O mercado financeiro tem uma certa nostalgia do governo Lula. Principalmente do primeiro mandato, até o Mensalão, em 2005.
Em 2002, na medida em que ia ficando cada vez mais claro que Lula seria o próximo presidente da República, o mercado foi estressando. Era cada vez mais difícil vender títulos públicos que venciam depois de 2002, pois era real o temor de um calote da dívida pública. O dólar bateu em R$3,95 no pior momento, o que equivaleria hoje a mais de R$8,00 se corrigirmos pela inflação do período.
Lula, muito esperto, sabia que não tinha como governar com o mercado fazendo um ataque especulativo contra a moeda. Iniciou, então, a tática que até hoje arranca suspiros dos faria limers. Em primeiro lugar, publicou a famosa “Carta ao Povo Brasileiro”, que poderia ter recebido o nome de “Carta ao Povo do Mercado Financeiro”. Neste texto de junho de 2002, Lula promete respeitar os contratos e preservar o superávit primário necessário para estabilizar a dívida pública.
Mas, como dizem os americanos, talk is cheap. Os mercados continuaram a piorar até outubro, com o dólar batendo o pico às vésperas das eleições. Lula precisou mostrar serviço.
A primeira coisa que fez depois de eleito foi procurar uma equipe econômica que não desse margem a dúvidas. Sob a liderança de Antônio Pallocci, que também arranca suspiros de saudades na Faria Lima, vieram para o governo Lula nomes como Joaquim Levy e Marcos Lisboa. E, para não deixar margem a dúvidas, Henrique Meirelles foi escalado para o Banco Central.
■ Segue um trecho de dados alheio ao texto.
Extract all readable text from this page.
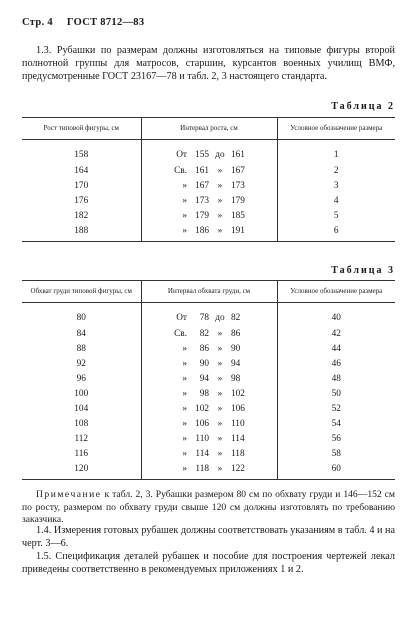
Стр. 4 ГОСТ 8712—83
1.3. Рубашки по размерам должны изготовляться на типовые фигуры второй полнотной группы для матросов, старшин, курсантов военных училищ ВМФ, предусмотренные ГОСТ 23167—78 и табл. 2, 3 настоящего стандарта.
Таблица 2
Рост типовой фигуры, см	Интервал роста, см	Условное обозначение размера
158	От 155 до 161	1
164	Св. 161 » 167	2
170	» 167 » 173	3
176	» 173 » 179	4
182	» 179 » 185	5
188	» 186 » 191	6
Таблица 3
Обхват груди типовой фигуры, см	Интервал обхвата груди, см	Условное обозначение размера
80	От 78 до 82	40
84	Св. 82 » 86	42
88	» 86 » 90	44
92	» 90 » 94	46
96	» 94 » 98	48
100	» 98 » 102	50
104	» 102 » 106	52
108	» 106 » 110	54
112	» 110 » 114	56
116	» 114 » 118	58
120	» 118 » 122	60
Примечание к табл. 2, 3. Рубашки размером 80 см по обхвату груди и 146—152 см по росту, размером по обхвату груди свыше 120 см должны изготовлять по требованию заказчика.
1.4. Измерения готовых рубашек должны соответствовать указаниям в табл. 4 и на черт. 3—6.
1.5. Спецификация деталей рубашек и пособие для построения чертежей лекал приведены соответственно в рекомендуемых приложениях 1 и 2.
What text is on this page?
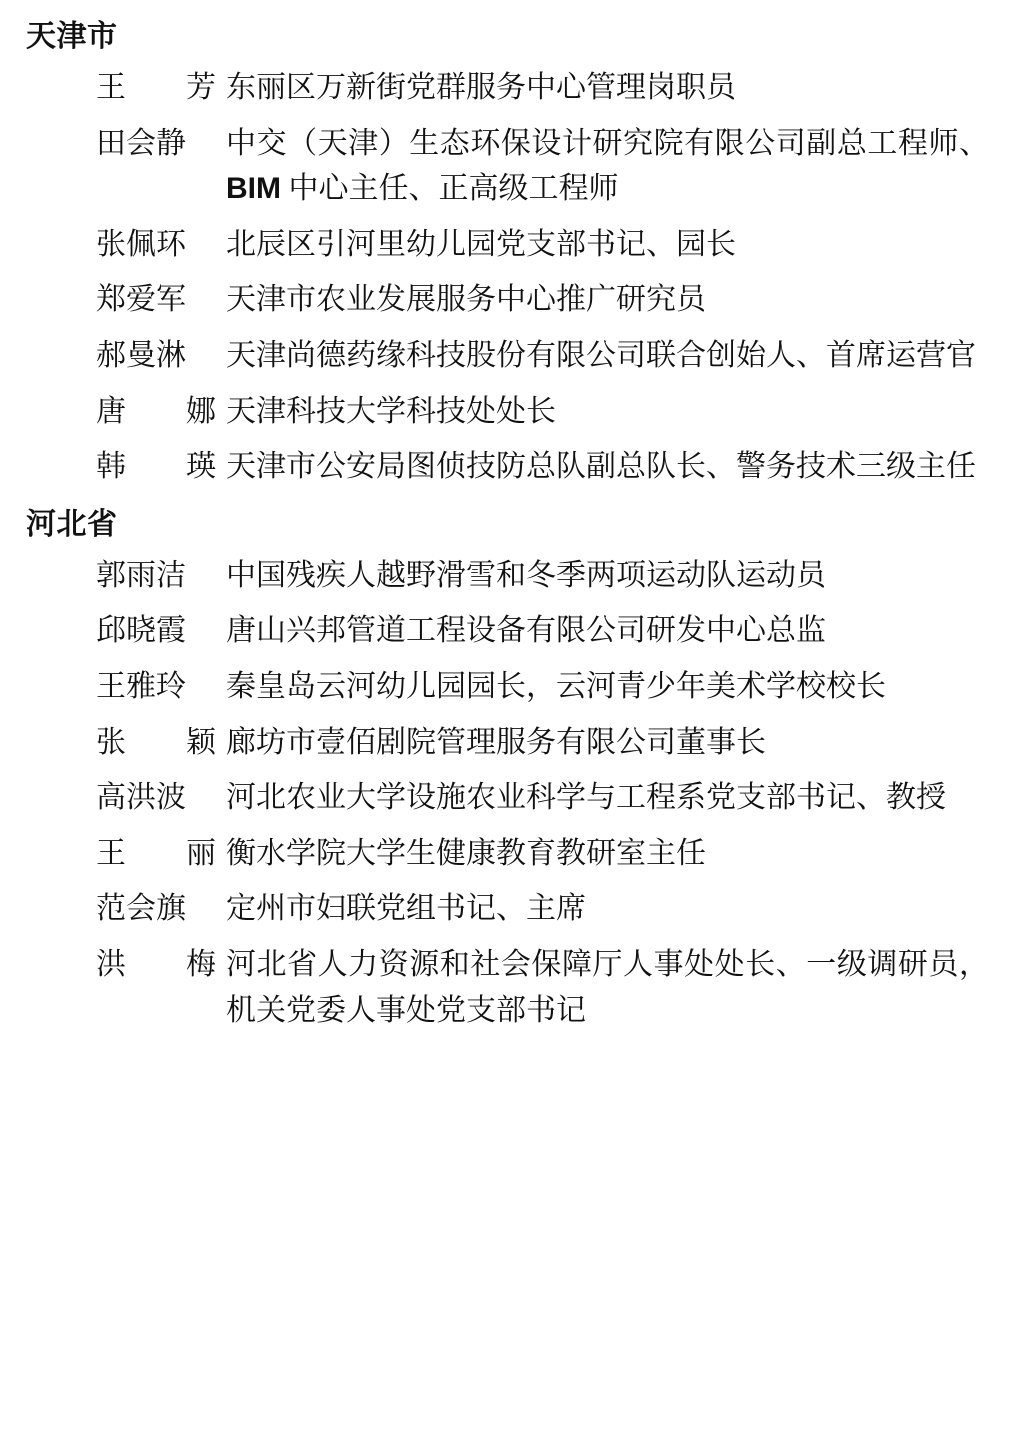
天津市
王　　芳 东丽区万新街党群服务中心管理岗职员
田会静	中交（天津）生态环保设计研究院有限公司副总工程师、BIM 中心主任、正高级工程师
张佩环	北辰区引河里幼儿园党支部书记、园长
郑爱军	天津市农业发展服务中心推广研究员
郝曼淋	天津尚德药缘科技股份有限公司联合创始人、首席运营官
唐　　娜 天津科技大学科技处处长
韩　　瑛 天津市公安局图侦技防总队副总队长、警务技术三级主任
河北省
郭雨洁	中国残疾人越野滑雪和冬季两项运动队运动员
邱晓霞	唐山兴邦管道工程设备有限公司研发中心总监
王雅玲	秦皇岛云河幼儿园园长，云河青少年美术学校校长
张　　颖 廊坊市壹佰剧院管理服务有限公司董事长
高洪波	河北农业大学设施农业科学与工程系党支部书记、教授
王　　丽 衡水学院大学生健康教育教研室主任
范会旗	定州市妇联党组书记、主席
洪　　梅 河北省人力资源和社会保障厅人事处处长、一级调研员，机关党委人事处党支部书记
Um verdadeiro dream team, para decepção de Mercadante, Beluzzo e a turma da Unicamp.
A combinação de políticas ortodoxas com o superciclo de commodities fez o trabalho: crescimento econômico com equilíbrio fiscal. Com isso, o governo Lula acumulou gordura para implementar a sua real agenda, que já estava clara na Carta ao Povo Brasileiro. Toda o programa desenvolvimentista da década de 50 já estava lá: estímulo à indústria e substituição de importações. Fora o inchaço da máquina pública. A carta fala de um “outro modelo”, que seria contraposto ao que FHC havia implementado. O fato é que, até 2005, o modelo adotado foi o mesmo.
Livre do Mensalão e com Pallocci caído em desgraça, Lula chama Dilma e Mantega para ajudá-lo a implementar esse “outro modelo”. O resto é história: no começo, queimou as gorduras acumuladas. Depois, o país começou a se auto-fagocitar.
Quando Lula diz que vai “acabar com o teto de gastos”, está falando algo em que realmente acredita. A esperança do mercado é que, como estamos ainda longe das eleições, Lula ainda esteja falando para os seus. Quando for a hora H, outra Carta aos Brasileiros será editada, prometendo disciplina fiscal. E, mais do que isso: o mercado acredita que a própria deterioração dos preços leva um governante pragmático como Lula a adotar políticas responsáveis. Afinal, ele já mostrou que é capaz disso uma vez.
O problema, no entanto, não é o que ele vai fazer a zero de jogo. O problema é a sua preferência revelada. Aos poucos ele vai adotar a mesma agenda econômica que levou Venezuela e Argentina para o buraco em que estão. Alguns têm na memória que o governo Lula foi muito bom do ponto de vista de políticas econômicas, depois Dilma veio e estragou tudo. Nada mais falso: Lula plantou Dilma, não somente como candidata, mas em termos de políticas econômicas. Quando Dilma assumiu, o BNDES já representava quase 10% do PIB, por exemplo. Não é coincidência que Dilma tenha mantido Mantega como seu ministro da Fazenda.
As pessoas rechaçam rupturas, e Lula é muito esperto para patrocinar uma. Mas as pessoas caminham tranquilamente ladeira abaixo, sem perceber que estão descendo em direção a um poço sem fundo. A subida de volta é muito mais sofrida. O PT na presidência não é perigoso pelo que vai fazer em 2023. O PT na presidência é perigoso pelo que vai fazer nos 20 anos seguintes.